By Linnaea Tillett
Last summer, masked anti-government protestors in Hong Kong began tearing down light poles and gutting them, looking for facial recognition technology embedded alongside the Smart City WiFi and 5G. For the protestors, “smart” light poles, like a Trojan horse, represent the vanguard of mainland China’s surveillance state. Trust in what had previously been ignored as a boring, albeit useful, public utility had broken down.
While highly politicized in Hong Kong, there is a worldwide trend to embed Smart City data collection devices and surveillance technologies into street furniture. Some of these technologies, such as city-wide wireless internet and 5G cellular service, have great appeal while facial recognition technology and sensors that record conversations, track foot traffic or purchasing transactions remain controversial. Light poles play a key role in Smart City planning because their “perfect elevation,” strategic positioning, and complex wiring capabilities make them the ideal host for the new technologies.

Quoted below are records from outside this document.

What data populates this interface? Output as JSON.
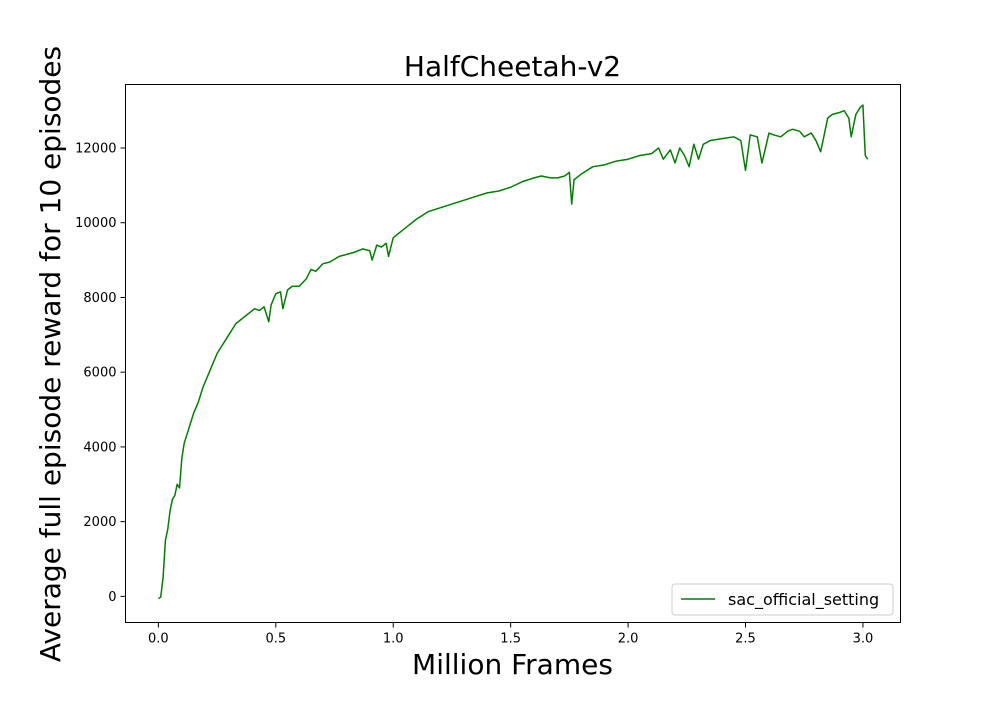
{
  "chart_data": {
    "type": "line",
    "title": "HalfCheetah-v2",
    "xlabel": "Million Frames",
    "ylabel": "Average full episode reward for 10 episodes",
    "xlim": [
      -0.14,
      3.16
    ],
    "ylim": [
      -700,
      13700
    ],
    "xticks": [
      0.0,
      0.5,
      1.0,
      1.5,
      2.0,
      2.5,
      3.0
    ],
    "xtick_labels": [
      "0.0",
      "0.5",
      "1.0",
      "1.5",
      "2.0",
      "2.5",
      "3.0"
    ],
    "yticks": [
      0,
      2000,
      4000,
      6000,
      8000,
      10000,
      12000
    ],
    "ytick_labels": [
      "0",
      "2000",
      "4000",
      "6000",
      "8000",
      "10000",
      "12000"
    ],
    "grid": false,
    "legend_position": "lower-right",
    "series": [
      {
        "name": "sac_official_setting",
        "color": "#008000",
        "x": [
          0.0,
          0.01,
          0.02,
          0.03,
          0.04,
          0.05,
          0.06,
          0.07,
          0.08,
          0.09,
          0.1,
          0.11,
          0.12,
          0.13,
          0.15,
          0.17,
          0.19,
          0.21,
          0.23,
          0.25,
          0.27,
          0.29,
          0.31,
          0.33,
          0.35,
          0.37,
          0.39,
          0.41,
          0.43,
          0.45,
          0.47,
          0.48,
          0.5,
          0.52,
          0.53,
          0.55,
          0.57,
          0.6,
          0.63,
          0.65,
          0.67,
          0.7,
          0.73,
          0.77,
          0.8,
          0.83,
          0.87,
          0.9,
          0.91,
          0.93,
          0.95,
          0.97,
          0.98,
          1.0,
          1.05,
          1.1,
          1.15,
          1.2,
          1.25,
          1.3,
          1.35,
          1.4,
          1.45,
          1.5,
          1.55,
          1.6,
          1.63,
          1.67,
          1.7,
          1.73,
          1.75,
          1.76,
          1.77,
          1.8,
          1.85,
          1.9,
          1.95,
          2.0,
          2.05,
          2.1,
          2.13,
          2.15,
          2.18,
          2.2,
          2.22,
          2.24,
          2.26,
          2.28,
          2.3,
          2.32,
          2.35,
          2.4,
          2.45,
          2.48,
          2.5,
          2.52,
          2.55,
          2.57,
          2.6,
          2.62,
          2.65,
          2.68,
          2.7,
          2.73,
          2.75,
          2.78,
          2.8,
          2.82,
          2.85,
          2.87,
          2.9,
          2.92,
          2.94,
          2.95,
          2.97,
          2.99,
          3.0,
          3.01,
          3.02
        ],
        "y": [
          -60,
          -20,
          500,
          1500,
          1800,
          2300,
          2600,
          2700,
          3000,
          2900,
          3700,
          4100,
          4300,
          4500,
          4900,
          5200,
          5600,
          5900,
          6200,
          6500,
          6700,
          6900,
          7100,
          7300,
          7400,
          7500,
          7600,
          7700,
          7650,
          7750,
          7350,
          7800,
          8100,
          8150,
          7700,
          8200,
          8300,
          8300,
          8500,
          8750,
          8700,
          8900,
          8950,
          9100,
          9150,
          9200,
          9300,
          9250,
          9000,
          9400,
          9350,
          9450,
          9100,
          9600,
          9850,
          10100,
          10300,
          10400,
          10500,
          10600,
          10700,
          10800,
          10850,
          10950,
          11100,
          11200,
          11250,
          11200,
          11200,
          11250,
          11350,
          10500,
          11150,
          11300,
          11500,
          11550,
          11650,
          11700,
          11800,
          11850,
          12000,
          11700,
          11950,
          11600,
          12000,
          11800,
          11500,
          12100,
          11700,
          12100,
          12200,
          12250,
          12300,
          12200,
          11400,
          12350,
          12300,
          11600,
          12400,
          12350,
          12300,
          12450,
          12500,
          12450,
          12300,
          12400,
          12200,
          11900,
          12800,
          12900,
          12950,
          13000,
          12800,
          12300,
          12900,
          13100,
          13150,
          11800,
          11700
        ]
      }
    ]
  }
}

Many in the international and American lighting industry are on board with this trend. They see the Smart City movement as an opportunity for the lighting industry to enter the data collection and analytics business, providing the industry with “the Holy Grail of all companies, recurring revenue.” As an editorial in LD+A, the journal of the lighting engineering world, put it last June: “Lighting IS a platform to gather information and process and analyze it at the edge where it is collected ….or pass it on to another location where it can be analyzed.”

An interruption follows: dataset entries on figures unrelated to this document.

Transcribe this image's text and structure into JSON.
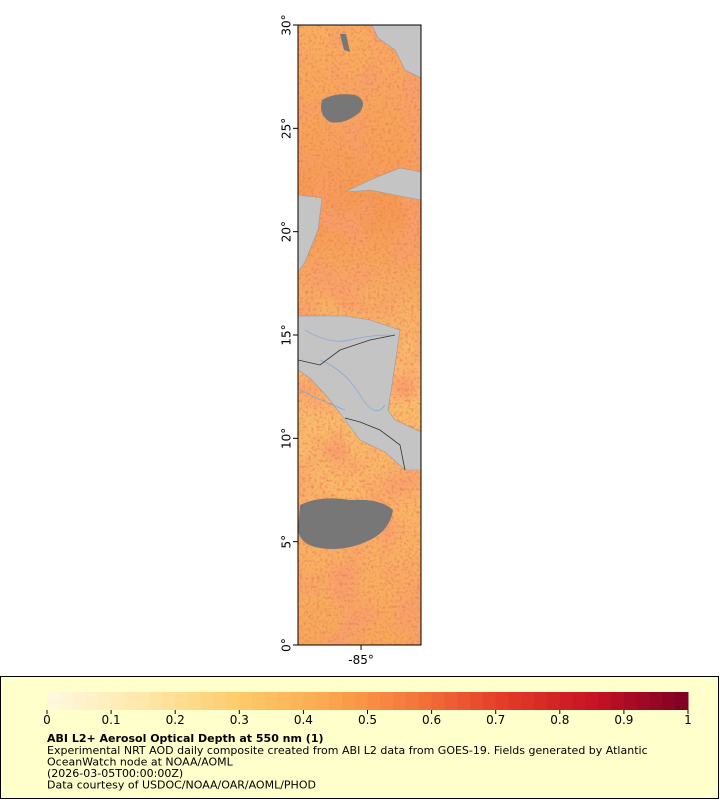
{
  "map": {
    "lat_range": [
      0,
      30
    ],
    "lon_range": [
      -88.05,
      -82.1
    ],
    "lat_ticks": [
      {
        "value": 0,
        "label": "0°"
      },
      {
        "value": 5,
        "label": "5°"
      },
      {
        "value": 10,
        "label": "10°"
      },
      {
        "value": 15,
        "label": "15°"
      },
      {
        "value": 20,
        "label": "20°"
      },
      {
        "value": 25,
        "label": "25°"
      },
      {
        "value": 30,
        "label": "30°"
      }
    ],
    "lon_ticks": [
      {
        "value": -85,
        "label": "-85°"
      }
    ]
  },
  "colorbar": {
    "range": [
      0,
      1
    ],
    "ticks": [
      0,
      0.1,
      0.2,
      0.3,
      0.4,
      0.5,
      0.6,
      0.7,
      0.8,
      0.9,
      1
    ]
  },
  "legend": {
    "title": "ABI L2+ Aerosol Optical Depth at 550 nm (1)",
    "lines": [
      "Experimental NRT AOD daily composite created from ABI L2 data from GOES-19. Fields generated by Atlantic",
      "OceanWatch node at NOAA/AOML",
      "(2026-03-05T00:00:00Z)",
      "Data courtesy of USDOC/NOAA/OAR/AOML/PHOD"
    ]
  }
}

As lighting designers working in the public realm, we are very concerned. We have already witnessed the “frictionless” integration of data collection devices and surveillance technologies into new light pole designs at the private industry level in the U.S. This is proceeding rapidly without public knowledge, debate, or oversight. And in another worrisome new development, we have also seen tech giants offering these systems at little or no cost directly to municipalities, where fiscal deficits may make such offers irresistible. The priority accorded lighting in the design of nighttime public space may well be compromised by data collection and revenue generating.
As lighting designers, we believe the purpose and value of public lighting is its ability to create pleasing, social, intimate, safe nighttime experiences. We use our training and expertise to do that in cities across the country.

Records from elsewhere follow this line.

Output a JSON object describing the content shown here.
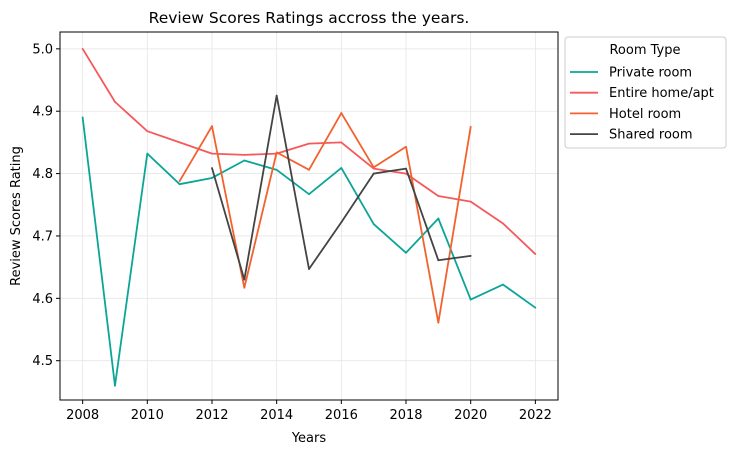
{
  "chart_data": {
    "type": "line",
    "title": "Review Scores Ratings accross the years.",
    "xlabel": "Years",
    "ylabel": "Review Scores Rating",
    "xlim": [
      2007.3,
      2022.7
    ],
    "ylim": [
      4.437,
      5.027
    ],
    "xticks": [
      2008,
      2010,
      2012,
      2014,
      2016,
      2018,
      2020,
      2022
    ],
    "yticks": [
      4.5,
      4.6,
      4.7,
      4.8,
      4.9,
      5.0
    ],
    "grid": true,
    "legend": {
      "title": "Room Type",
      "placement": "outside-right-top"
    },
    "series": [
      {
        "name": "Private room",
        "color": "#0ba597",
        "x": [
          2008,
          2009,
          2010,
          2011,
          2012,
          2013,
          2014,
          2015,
          2016,
          2017,
          2018,
          2019,
          2020,
          2021,
          2022
        ],
        "y": [
          4.89,
          4.46,
          4.832,
          4.783,
          4.793,
          4.821,
          4.806,
          4.767,
          4.809,
          4.719,
          4.673,
          4.728,
          4.598,
          4.622,
          4.585
        ]
      },
      {
        "name": "Entire home/apt",
        "color": "#f5595b",
        "x": [
          2008,
          2009,
          2010,
          2011,
          2012,
          2013,
          2014,
          2015,
          2016,
          2017,
          2018,
          2019,
          2020,
          2021,
          2022
        ],
        "y": [
          5.0,
          4.915,
          4.868,
          4.85,
          4.832,
          4.83,
          4.832,
          4.848,
          4.85,
          4.808,
          4.8,
          4.764,
          4.755,
          4.72,
          4.671
        ]
      },
      {
        "name": "Hotel room",
        "color": "#f2622f",
        "x": [
          2011,
          2012,
          2013,
          2014,
          2015,
          2016,
          2017,
          2018,
          2019,
          2020
        ],
        "y": [
          4.788,
          4.876,
          4.617,
          4.834,
          4.806,
          4.897,
          4.81,
          4.843,
          4.561,
          4.875
        ]
      },
      {
        "name": "Shared room",
        "color": "#444444",
        "x": [
          2012,
          2013,
          2014,
          2015,
          2016,
          2017,
          2018,
          2019,
          2020
        ],
        "y": [
          4.809,
          4.63,
          4.925,
          4.647,
          4.722,
          4.8,
          4.808,
          4.661,
          4.668
        ]
      }
    ]
  }
}
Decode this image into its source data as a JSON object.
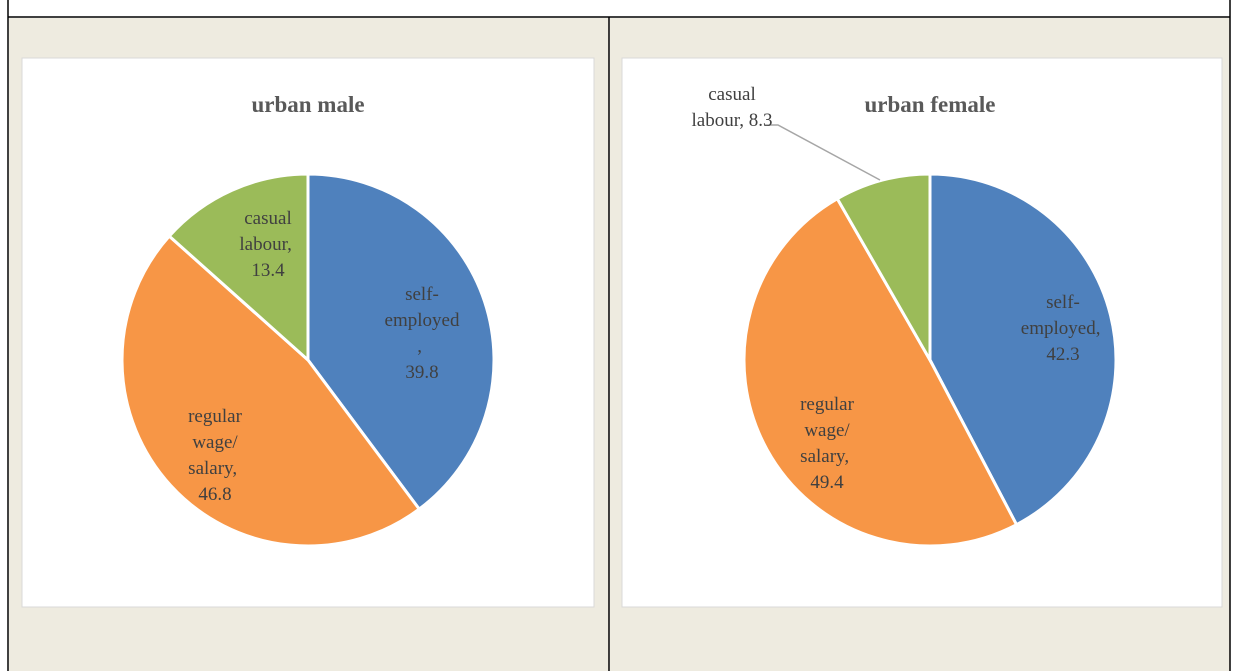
{
  "chart_data": [
    {
      "type": "pie",
      "title": "urban male",
      "categories": [
        "self-employed",
        "regular wage/ salary",
        "casual labour"
      ],
      "values": [
        39.8,
        46.8,
        13.4
      ],
      "label_separator": ", ",
      "colors": [
        "#4f81bd",
        "#f79646",
        "#9bbb59"
      ]
    },
    {
      "type": "pie",
      "title": "urban female",
      "categories": [
        "self-employed",
        "regular wage/ salary",
        "casual labour"
      ],
      "values": [
        42.3,
        49.4,
        8.3
      ],
      "label_separator": ", ",
      "colors": [
        "#4f81bd",
        "#f79646",
        "#9bbb59"
      ]
    }
  ]
}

What — we ask ourselves — is a picnic at dusk or an evening turn at the dog run to feel like when the primary purpose of light poles is to house machine learning algorithms trained to recognize specific people, objects or behaviors? Will people still draw near the light they cast once they learn that their casual conversation is being captured day and night? And if the platform/data monopolies become the de facto suppliers of civic infrastructure, and lighting manufacturers morph into tech companies, what will become of the design of public lighting? Will it actually light our parks and plazas? Will the value of lighting design — its careful balance of function, aesthetics, ecological sensitivity, and the psychological and social needs of communities at night — become subservient to, or dismissed in favor of, the strategic needs of data collection?
As citizens, we support those institutions and individuals who are raising privacy concerns about the use of facial recognition technology by law enforcement and public housing developers, among others. As professionals, we need to urgently and loudly argue that the value of lighting in public space is its ability to foster public life at night rather than stand by as light poles are converted into a Swiss Army knife of technologies controlled by corporations whose motives are not civic-minded but financial.
We must be committed to transparency and argue for meaningful oversight and accountability. Giant tech companies and lighting manufacturers that promote friendly-sounding Smart City services embedded in strategically-placed light poles, need to be clear with us, our clients and communities about the type of granular data collection involved and for whose benefit it is being collected. If tech companies (or their avatars) offer “free” equipment to our clients in return for ownership of the data that they collect, we need to help our clients navigate the implications of such contracts so that the present and future implications for the community are clear.
While public lighting has always played a role in policing and other government-sponsored public safety measures, it is worth remembering that lantern smashing has been around just as long. During the French Revolution and other rebellions of the 19th century, lantern smashing was a popular movement, not to plunge areas into darkness, but because street lanterns had become symbols of a hated authority.
As the protestors in Hong Kong showed, street lighting – far from promising gentle evening experiences — can again become a hated symbol of corporate and governmental control of our public life.
This guest post is by Linnaea Tillett, PhD, founder and principal of Linnaea Tillett Lighting Design Associates. Tillett is a lighting designer, environmental psychologist, and public artist. She was on the faculty at The New School: Parsons School of Design for 15 years.